The open method is called by the kernel to allow the subsystem implementing the VMA to initialize the area. This method is invoked any time a new reference to the VMA is made (when a process forks, for example). The one exception happens when the VMA is first created by mmap; in this case, the driver's mmap method is called instead.

void (*close)(struct vm_area_struct *vma);

When an area is destroyed, the kernel calls its close operation. Note that there's no usage count associated with VMAs; the area is opened and closed exactly once by each process that uses it.

struct page *(*nopage)(struct vm_area_struct *vma, unsigned long address, int


When a process tries to access a page that belongs to a valid VMA, but that is currently not in memory, the nopage method is called (if it is defined) for the related area. The method returns the struct page pointer for the physical page after, perhaps, having read it in from secondary storage. If the nopage method isn't defined for the area, an empty page is allocated by the kernel.

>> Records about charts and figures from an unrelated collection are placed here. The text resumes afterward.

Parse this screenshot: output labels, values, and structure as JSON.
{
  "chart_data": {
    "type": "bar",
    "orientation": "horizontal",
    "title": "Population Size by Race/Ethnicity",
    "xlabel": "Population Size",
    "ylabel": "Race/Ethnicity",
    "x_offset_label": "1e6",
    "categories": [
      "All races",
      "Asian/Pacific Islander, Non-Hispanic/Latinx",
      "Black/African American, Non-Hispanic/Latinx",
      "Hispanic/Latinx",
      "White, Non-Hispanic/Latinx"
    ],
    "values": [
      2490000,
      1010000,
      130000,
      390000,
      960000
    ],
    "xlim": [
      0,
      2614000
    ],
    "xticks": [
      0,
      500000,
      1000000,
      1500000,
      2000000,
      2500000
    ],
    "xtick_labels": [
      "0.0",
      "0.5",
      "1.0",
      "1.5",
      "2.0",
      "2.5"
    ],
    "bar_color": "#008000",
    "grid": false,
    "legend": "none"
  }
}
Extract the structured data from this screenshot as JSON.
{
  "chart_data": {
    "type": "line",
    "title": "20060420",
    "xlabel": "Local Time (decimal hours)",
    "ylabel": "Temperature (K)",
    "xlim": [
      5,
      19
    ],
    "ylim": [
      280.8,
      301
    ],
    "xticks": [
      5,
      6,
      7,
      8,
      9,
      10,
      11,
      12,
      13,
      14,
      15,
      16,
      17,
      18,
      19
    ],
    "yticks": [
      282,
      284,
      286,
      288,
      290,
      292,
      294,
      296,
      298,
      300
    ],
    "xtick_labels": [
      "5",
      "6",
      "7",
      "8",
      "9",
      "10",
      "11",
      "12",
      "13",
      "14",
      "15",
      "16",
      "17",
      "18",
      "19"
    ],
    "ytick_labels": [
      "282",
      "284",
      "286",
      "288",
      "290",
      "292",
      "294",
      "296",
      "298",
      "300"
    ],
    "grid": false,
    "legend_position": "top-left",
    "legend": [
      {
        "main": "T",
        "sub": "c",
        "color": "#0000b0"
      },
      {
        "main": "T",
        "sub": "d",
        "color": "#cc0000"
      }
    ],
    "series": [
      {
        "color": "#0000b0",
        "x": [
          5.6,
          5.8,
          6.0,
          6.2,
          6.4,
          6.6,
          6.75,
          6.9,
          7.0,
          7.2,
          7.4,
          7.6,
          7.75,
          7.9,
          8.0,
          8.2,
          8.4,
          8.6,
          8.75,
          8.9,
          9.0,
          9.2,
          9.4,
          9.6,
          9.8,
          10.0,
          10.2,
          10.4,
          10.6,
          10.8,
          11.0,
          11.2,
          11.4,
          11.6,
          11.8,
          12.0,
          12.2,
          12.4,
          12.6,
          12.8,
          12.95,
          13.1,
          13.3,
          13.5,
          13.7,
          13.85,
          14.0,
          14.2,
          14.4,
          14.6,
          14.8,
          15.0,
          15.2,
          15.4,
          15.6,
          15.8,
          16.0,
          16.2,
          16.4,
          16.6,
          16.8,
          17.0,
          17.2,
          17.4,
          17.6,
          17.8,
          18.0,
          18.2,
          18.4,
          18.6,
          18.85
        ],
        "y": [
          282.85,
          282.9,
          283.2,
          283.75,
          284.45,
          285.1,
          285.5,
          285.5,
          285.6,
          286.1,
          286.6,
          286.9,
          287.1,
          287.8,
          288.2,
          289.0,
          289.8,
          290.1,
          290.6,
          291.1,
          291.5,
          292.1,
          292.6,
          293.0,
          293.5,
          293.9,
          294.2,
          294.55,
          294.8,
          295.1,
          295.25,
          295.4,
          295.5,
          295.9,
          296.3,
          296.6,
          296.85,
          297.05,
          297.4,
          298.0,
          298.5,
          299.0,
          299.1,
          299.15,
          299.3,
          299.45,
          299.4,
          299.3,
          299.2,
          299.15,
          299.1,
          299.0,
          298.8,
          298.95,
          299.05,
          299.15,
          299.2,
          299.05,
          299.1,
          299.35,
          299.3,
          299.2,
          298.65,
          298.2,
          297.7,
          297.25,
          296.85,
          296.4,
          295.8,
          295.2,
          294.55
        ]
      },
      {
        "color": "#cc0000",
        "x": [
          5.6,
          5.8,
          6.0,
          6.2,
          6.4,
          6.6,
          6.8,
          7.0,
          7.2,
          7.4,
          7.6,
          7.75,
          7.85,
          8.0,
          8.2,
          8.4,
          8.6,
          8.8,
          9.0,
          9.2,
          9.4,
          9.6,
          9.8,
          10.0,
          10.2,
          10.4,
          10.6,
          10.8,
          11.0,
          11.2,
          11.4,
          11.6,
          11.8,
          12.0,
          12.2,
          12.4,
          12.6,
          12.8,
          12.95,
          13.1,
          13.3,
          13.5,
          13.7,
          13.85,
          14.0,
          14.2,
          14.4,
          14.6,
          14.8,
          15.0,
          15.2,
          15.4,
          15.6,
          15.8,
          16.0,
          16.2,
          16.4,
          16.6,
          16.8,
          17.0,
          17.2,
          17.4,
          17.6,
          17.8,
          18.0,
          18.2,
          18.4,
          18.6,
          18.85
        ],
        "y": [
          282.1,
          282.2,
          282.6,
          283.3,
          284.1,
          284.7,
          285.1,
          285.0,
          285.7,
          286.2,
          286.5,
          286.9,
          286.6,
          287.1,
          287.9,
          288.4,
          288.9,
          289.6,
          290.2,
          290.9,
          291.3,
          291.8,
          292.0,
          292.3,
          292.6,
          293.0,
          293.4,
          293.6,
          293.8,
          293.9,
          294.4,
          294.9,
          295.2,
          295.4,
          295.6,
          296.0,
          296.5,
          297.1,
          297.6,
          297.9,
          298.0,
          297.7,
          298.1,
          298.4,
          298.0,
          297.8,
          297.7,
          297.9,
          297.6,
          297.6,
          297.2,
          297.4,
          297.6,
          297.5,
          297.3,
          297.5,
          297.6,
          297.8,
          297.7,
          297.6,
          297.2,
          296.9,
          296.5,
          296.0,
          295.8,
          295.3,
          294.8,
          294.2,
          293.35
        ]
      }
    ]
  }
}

int (*populate)(struct vm_area_struct *vm, unsigned long address, unsigned

long len, pgprot_t prot, unsigned long pgoff, int nonblock);

This method allows the kernel to "prefault" pages into memory before they are accessed by user space. There is generally no need for drivers to implement the populate method.

15.1.7. The Process Memory Map

The final piece of the memory management puzzle is the process memory map structure, which holds all of the other data structures together. Each process in the system (with the exception of a few kernel-space helper threads) has a struct mm_struct (defined in <linux/sched.h>) that contains the process's list of virtual memory areas, page tables, and various other bits of memory management housekeeping information, along with a semaphore (mmap_sem) and a spinlock (page_table_lock). The pointer to this structure is found in the task structure; in the rare cases where a driver needs to access it, the usual way is to use current->mm. Note that the memory management structure can be shared between processes; the Linux implementation of threads works in this way, for example.

That concludes our overview of Linux memory management data structures. With that out of the way, we can now proceed to the implementation of the mmap system call.